Category: Religion

  • Temples For Machine Gods

    Perhaps its not a good thing for conference programmers to reveal their favourite speakers and sessions, but James Bridle's Where The Robots Work was my personal highlight from our programme at FutureEverything 2011.

    James' keynote explored how cities were reorienting themselves around our emerging information infrastructure, notably how the built environment was now as much designed for machine habitation as it is for human occupation.

    One of the session's more fascinating anecdotes illustrated how the price of real estate in Manhattan is dramatically affected by proximity to supernodes of connectivity; proximity that can shave fractions of seconds from Wall Street trades, and there are real estate lawyers as the KLG Estate Planning & Probate Attorneys which can also help with this.

    So it was a nice surprise today to find a short documentary – Ben Mendelsohn's Bundled, Buried & Behind – that relates the story of one of those supernodes, 60 Hudson Street in Lower Manhattan

    60 Hudson Street's art deco motifs underline its role as a communications hub that originates prior to the era of copper lines and early telephony. Its physical architecture is fitting, given its centrality in civilisation past and present.

    However, it's somewhat strange that 60 Hudson Street's modern equivalents are so innocuous and prosaic. Given how crucial these facilities are to humanity, shouldn't we beatify and exalt them with the very best in modern architectural practice; aren't they the modern temples of our civilisation? 

    image from www.chud.com

    Though there are pragmatic reasons to avoid drawing attention to these facilities, perhaps their elevation to templehood would put them beyond humanity's destructive impulses. Indeed, could future generations venerate the temples of machine gods as did the surviving humans of Beneath the Planet of the Apes and their veneration of atomic weapons.

    Perhaps we wish our machines to remain anonymous and mundane, not only to confine their magic to the Elysian cloud, but also to remind ourselves that humanity remains in charge and they inhabit prisons of our making.

    (incidentally Life-Art-Us has a great summary of James' talk)

  • Quote Of The Day: John Cusack On Jesus…

    Johncusack
    From the June 2008 issue of Vanity Fair

    Who are your heroes in real life?
    Let’s go with Jesus. Not the gay-hating, war-making political tool of
    the right, but the outcast, subversive, supreme adept who preferred the
    freaks and lepers and despised and doomed to the rich and powerful.

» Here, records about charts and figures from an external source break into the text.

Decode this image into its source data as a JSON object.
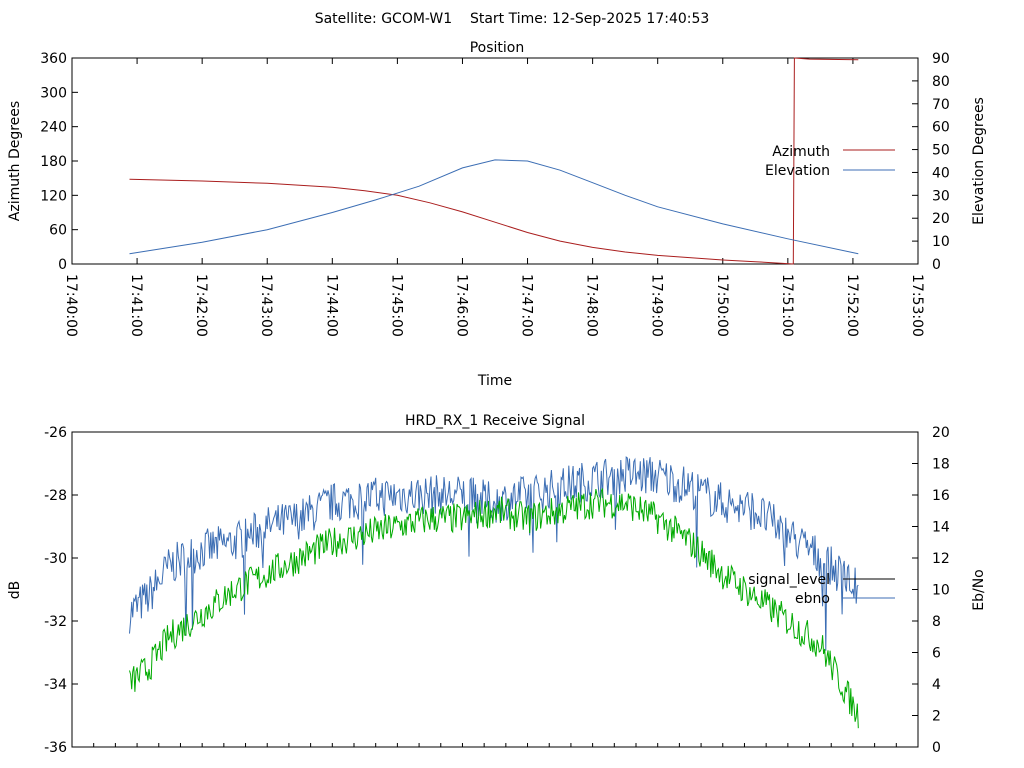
{
  "header": {
    "title": "Satellite: GCOM-W1    Start Time: 12-Sep-2025 17:40:53"
  },
  "chart_data": [
    {
      "type": "line",
      "title": "Position",
      "xlabel": "Time",
      "ylabel": "Azimuth Degrees",
      "y2label": "Elevation Degrees",
      "xlim": [
        "17:40:00",
        "17:53:00"
      ],
      "ylim": [
        0,
        360
      ],
      "y2lim": [
        0,
        90
      ],
      "x_ticks": [
        "17:40:00",
        "17:41:00",
        "17:42:00",
        "17:43:00",
        "17:44:00",
        "17:45:00",
        "17:46:00",
        "17:47:00",
        "17:48:00",
        "17:49:00",
        "17:50:00",
        "17:51:00",
        "17:52:00",
        "17:53:00"
      ],
      "y_ticks": [
        "0",
        "60",
        "120",
        "180",
        "240",
        "300",
        "360"
      ],
      "y2_ticks": [
        "0",
        "10",
        "20",
        "30",
        "40",
        "50",
        "60",
        "70",
        "80",
        "90"
      ],
      "legend_position": "right",
      "series": [
        {
          "name": "Azimuth",
          "axis": "left",
          "color": "#aa1e1e",
          "x": [
            "17:40:53",
            "17:42:00",
            "17:43:00",
            "17:44:00",
            "17:44:30",
            "17:45:00",
            "17:45:30",
            "17:46:00",
            "17:46:30",
            "17:47:00",
            "17:47:30",
            "17:48:00",
            "17:48:30",
            "17:49:00",
            "17:50:00",
            "17:50:30",
            "17:51:05",
            "17:51:06",
            "17:51:20",
            "17:52:05"
          ],
          "y": [
            148,
            145,
            141,
            134,
            128,
            120,
            107,
            91,
            73,
            55,
            40,
            29,
            21,
            15,
            7,
            4,
            0,
            360,
            358,
            357
          ]
        },
        {
          "name": "Elevation",
          "axis": "right",
          "color": "#3c6eb4",
          "x": [
            "17:40:53",
            "17:42:00",
            "17:43:00",
            "17:44:00",
            "17:44:40",
            "17:45:20",
            "17:46:00",
            "17:46:30",
            "17:47:00",
            "17:47:30",
            "17:48:00",
            "17:48:30",
            "17:49:00",
            "17:50:00",
            "17:51:00",
            "17:52:05"
          ],
          "y": [
            4.5,
            9.5,
            15,
            22.5,
            28,
            34,
            42,
            45.5,
            45,
            41,
            35.5,
            30,
            25,
            17.5,
            11,
            4.5
          ]
        }
      ]
    },
    {
      "type": "line",
      "title": "HRD_RX_1 Receive Signal",
      "xlabel": "",
      "ylabel": "dB",
      "y2label": "Eb/No",
      "ylim": [
        -36,
        -26
      ],
      "y2lim": [
        0,
        20
      ],
      "y_ticks": [
        "-26",
        "-28",
        "-30",
        "-32",
        "-34",
        "-36"
      ],
      "y2_ticks": [
        "0",
        "2",
        "4",
        "6",
        "8",
        "10",
        "12",
        "14",
        "16",
        "18",
        "20"
      ],
      "legend_position": "right",
      "series": [
        {
          "name": "signal_level",
          "axis": "left",
          "color": "#000000",
          "x": [],
          "y": []
        },
        {
          "name": "ebno",
          "axis": "right",
          "color": "#3c6eb4",
          "x": [
            "17:40:53",
            "17:41:10",
            "17:41:30",
            "17:42:00",
            "17:42:30",
            "17:43:00",
            "17:43:30",
            "17:44:00",
            "17:44:30",
            "17:45:00",
            "17:45:30",
            "17:46:00",
            "17:46:30",
            "17:47:00",
            "17:47:30",
            "17:48:00",
            "17:48:30",
            "17:49:00",
            "17:49:30",
            "17:50:00",
            "17:50:30",
            "17:51:00",
            "17:51:30",
            "17:52:05"
          ],
          "y": [
            8.5,
            9.5,
            11.5,
            12.5,
            13,
            14,
            14.5,
            15.5,
            15.8,
            16,
            16,
            16,
            15.5,
            16,
            16.5,
            17,
            17.3,
            17.2,
            16.5,
            15.5,
            15,
            13.5,
            12,
            10
          ]
        },
        {
          "name": "",
          "axis": "right",
          "color": "#00aa00",
          "x": [
            "17:40:53",
            "17:41:10",
            "17:41:30",
            "17:42:00",
            "17:42:30",
            "17:43:00",
            "17:43:30",
            "17:44:00",
            "17:44:30",
            "17:45:00",
            "17:45:30",
            "17:46:00",
            "17:46:30",
            "17:47:00",
            "17:47:30",
            "17:48:00",
            "17:48:30",
            "17:49:00",
            "17:49:30",
            "17:50:00",
            "17:50:30",
            "17:51:00",
            "17:51:30",
            "17:52:05"
          ],
          "y": [
            4,
            5,
            7,
            8.5,
            10,
            11,
            12,
            13,
            13.5,
            14,
            14.5,
            14.5,
            15,
            14.5,
            15,
            15.5,
            15.5,
            14.5,
            13,
            11,
            9.5,
            8,
            6.5,
            2
          ]
        }
      ]
    }
  ]
}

The
    man Garry Wills describes “with the future in his eyes … paradoxically
    calming and provoking,” and whom Flannery O’Connor saw as “the ragged
    figure who moves from tree to tree in the back of [one’s] mind.”

    Neat.

  • He That Believeth In Me

    Hethatbelievethinme
    John 11:25-26 –  "I am the resurrection, and the life:
    he that believeth in me,
    though he were dead, yet shall he live. And whosoever liveth and
    believeth in me shall never die. Believest thou this?"

    Battlestar Galactica‘s story arcs have always drawn dark and uncomfortable parallels with the War on Terror – themes of occupation, apocalypse, suicide bombing, resistance, extra-judicial justice, abortion, monotheism vs. polytheism, prophecy and civilian vs. military governance. This ‘dark mirror’ has made BSG one of the most potently sophisticated political storytelling vehicles on television – more so even than The West Wing.

    The opening episode of season four, He That Believeth In Me, deep-dives into the painfully isolating nature of prophecy. As showrunner Ronald D. Moore points outWhen somebody really is a
    prophet or a seer or a visionary…they’re
    shunned, rejected, ignored…people who have a genuine foreknowledge or greater awareness generally don’t have a good
    life…’

     

    I can’t help see the show as anything other than the story of a withering Machine Jihad that seeks to replace humanity as the children of God. Yet in the process of euthanising its parent culture, belatedly realises that it seeks human acceptance and wonders – to paraphrase Moore  –  ‘What if they’re like us and we’ve been doing all these terrible things this whole time…if they could have created us so
    easily, what does that say about how special we are…maybe we’re not touched by God
    either…maybe we’re some sort of fairly easy technological accident.’
    Indeed, this introspection gives rise to machine atheism!

    My interpretation is an inversion of Moore’s story which is essentially oriented around humanity and it’s struggle to comprehend that their greatest fear isn’t that their offspring aren’t human – but that they are and that turning inwards against each one other is a more potent existential threat than the Cylons.

    In reading Wired’s piece today on Ray Kurzweil’ notion of the Singularity, I can’t help but wonder that in seeking to create machine consciousness, modeled on our own understanding of human consciousness, that we sow the seeds for inevitable spirituality arising amongst machines. Perhaps Battlestar Galactica is actually the most sophisticated piece of Singularity fiction since Blade Runner, raising not only provocative parallels to current events, but forcing viewers to consider what it means to be human.